The problem for shareholders, though, is that the market has taken the capital raising as a sign that Incyte isn’t a potential acquisition candidate. And consequently we’re seeing the premium for a potential takeover come out of the share price. That speculation peaked in March with rumors, or maybe better we call them analyst fantasies, that Gillead Sciences (GILD) was about to bid for Incyte. That takeover talk is now just about dead–and so is any takeover premium.

If you turn the capital raising on its head, it becomes interesting to ask what Incyte raised the money for. One possibility is that the company raised the cash because it is facing a bulge of expensive late-stage clinical trials in its product pipeline. (A nice problem to have, by the way.) The thinking here is that Incyte decided to raise the capital while the stock was at a high so that it could fund as many of these trials itself rather than having to sell off pieces of future sales and profits to a deep-pocketed partner in order to pay the bills.

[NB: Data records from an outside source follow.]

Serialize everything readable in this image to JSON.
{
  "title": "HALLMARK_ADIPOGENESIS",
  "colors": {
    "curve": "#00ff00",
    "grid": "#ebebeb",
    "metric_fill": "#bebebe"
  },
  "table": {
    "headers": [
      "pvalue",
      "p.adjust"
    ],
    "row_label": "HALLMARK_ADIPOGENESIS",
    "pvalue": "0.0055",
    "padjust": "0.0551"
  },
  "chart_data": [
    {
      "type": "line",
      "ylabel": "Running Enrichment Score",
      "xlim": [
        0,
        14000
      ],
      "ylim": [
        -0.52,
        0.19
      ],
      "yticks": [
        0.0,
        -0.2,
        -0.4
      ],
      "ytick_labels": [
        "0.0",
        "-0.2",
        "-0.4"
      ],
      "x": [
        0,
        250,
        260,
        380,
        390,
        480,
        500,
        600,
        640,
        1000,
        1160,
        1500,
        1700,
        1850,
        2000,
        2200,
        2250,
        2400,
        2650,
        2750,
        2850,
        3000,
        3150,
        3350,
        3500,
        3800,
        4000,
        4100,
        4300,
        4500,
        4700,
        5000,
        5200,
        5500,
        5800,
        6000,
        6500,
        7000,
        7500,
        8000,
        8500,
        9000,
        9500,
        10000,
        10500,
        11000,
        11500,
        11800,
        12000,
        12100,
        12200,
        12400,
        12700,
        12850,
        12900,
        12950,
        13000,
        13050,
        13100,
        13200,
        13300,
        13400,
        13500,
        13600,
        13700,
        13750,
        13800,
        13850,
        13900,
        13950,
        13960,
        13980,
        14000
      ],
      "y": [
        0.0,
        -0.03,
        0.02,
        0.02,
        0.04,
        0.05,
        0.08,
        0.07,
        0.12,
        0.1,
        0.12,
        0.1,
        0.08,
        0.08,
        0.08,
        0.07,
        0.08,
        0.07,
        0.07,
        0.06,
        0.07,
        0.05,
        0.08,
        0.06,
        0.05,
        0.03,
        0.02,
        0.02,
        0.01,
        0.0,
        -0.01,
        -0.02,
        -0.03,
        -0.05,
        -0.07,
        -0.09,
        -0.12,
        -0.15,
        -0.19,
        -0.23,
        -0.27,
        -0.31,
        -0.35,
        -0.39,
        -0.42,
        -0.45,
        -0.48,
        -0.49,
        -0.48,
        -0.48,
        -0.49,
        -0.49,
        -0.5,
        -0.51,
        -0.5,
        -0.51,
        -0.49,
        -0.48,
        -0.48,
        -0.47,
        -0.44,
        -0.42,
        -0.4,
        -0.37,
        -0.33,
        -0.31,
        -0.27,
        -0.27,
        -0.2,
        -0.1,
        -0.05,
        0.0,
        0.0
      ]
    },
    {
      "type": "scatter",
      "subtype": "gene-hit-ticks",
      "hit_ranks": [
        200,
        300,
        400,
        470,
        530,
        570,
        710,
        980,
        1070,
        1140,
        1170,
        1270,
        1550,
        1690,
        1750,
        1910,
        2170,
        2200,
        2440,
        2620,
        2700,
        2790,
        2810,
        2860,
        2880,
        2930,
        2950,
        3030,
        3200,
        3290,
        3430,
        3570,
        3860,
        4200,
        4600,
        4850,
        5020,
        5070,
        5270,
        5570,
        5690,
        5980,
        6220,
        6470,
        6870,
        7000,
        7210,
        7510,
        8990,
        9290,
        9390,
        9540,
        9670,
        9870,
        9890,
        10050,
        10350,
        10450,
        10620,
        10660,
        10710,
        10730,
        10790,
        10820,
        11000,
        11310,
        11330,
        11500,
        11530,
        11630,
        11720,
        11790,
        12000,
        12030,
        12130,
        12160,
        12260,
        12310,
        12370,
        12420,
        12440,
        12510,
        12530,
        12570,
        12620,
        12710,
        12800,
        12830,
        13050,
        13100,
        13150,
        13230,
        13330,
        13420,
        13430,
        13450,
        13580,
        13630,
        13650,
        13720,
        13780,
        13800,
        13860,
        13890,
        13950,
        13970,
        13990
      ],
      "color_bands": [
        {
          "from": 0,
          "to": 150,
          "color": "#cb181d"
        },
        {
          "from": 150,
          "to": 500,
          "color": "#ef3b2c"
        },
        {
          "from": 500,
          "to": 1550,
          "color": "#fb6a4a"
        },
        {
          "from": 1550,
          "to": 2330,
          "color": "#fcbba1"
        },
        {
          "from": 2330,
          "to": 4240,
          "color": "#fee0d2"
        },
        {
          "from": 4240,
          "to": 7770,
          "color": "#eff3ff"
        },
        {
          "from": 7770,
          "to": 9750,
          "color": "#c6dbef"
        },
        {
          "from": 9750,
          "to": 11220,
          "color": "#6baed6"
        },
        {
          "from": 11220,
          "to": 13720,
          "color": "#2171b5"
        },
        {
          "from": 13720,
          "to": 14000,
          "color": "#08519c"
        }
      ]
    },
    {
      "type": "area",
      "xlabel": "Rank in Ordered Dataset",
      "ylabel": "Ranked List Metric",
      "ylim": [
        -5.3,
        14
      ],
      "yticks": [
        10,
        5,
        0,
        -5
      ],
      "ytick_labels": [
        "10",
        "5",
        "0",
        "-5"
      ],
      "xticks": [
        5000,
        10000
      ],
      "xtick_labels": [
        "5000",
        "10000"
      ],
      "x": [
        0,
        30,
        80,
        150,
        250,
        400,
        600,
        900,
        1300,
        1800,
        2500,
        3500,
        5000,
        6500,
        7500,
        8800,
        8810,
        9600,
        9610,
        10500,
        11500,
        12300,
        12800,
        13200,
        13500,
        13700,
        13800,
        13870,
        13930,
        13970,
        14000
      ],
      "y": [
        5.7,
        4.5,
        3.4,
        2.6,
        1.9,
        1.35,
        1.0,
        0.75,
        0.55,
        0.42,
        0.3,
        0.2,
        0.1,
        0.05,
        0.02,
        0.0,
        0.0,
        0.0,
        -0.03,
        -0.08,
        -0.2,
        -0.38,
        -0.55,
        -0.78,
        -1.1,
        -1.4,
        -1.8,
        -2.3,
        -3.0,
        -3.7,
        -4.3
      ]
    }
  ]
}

The other thinking is that Incyte is itself on the prowl for an acquisition, perhaps as a defense against an acquisition offer.

I favor the first alternative. But then that’s because the reason that I own Incyte is because I like its product pipeline. The other explanation–that the cash is part of an effort to fight any acquisition offer–just feeds into Wall Street’s disappointment that no one has yet offered to take out Incyte at a huge premium.

I continue to hold Incyte in my Jubak Picks portfolio with a target price of $142 a share. The stock is up 158.6% since I added it to the portfolio back on April 17,  2014.

Full disclosure: I own shares and call options on Incyte in my personal portfolios.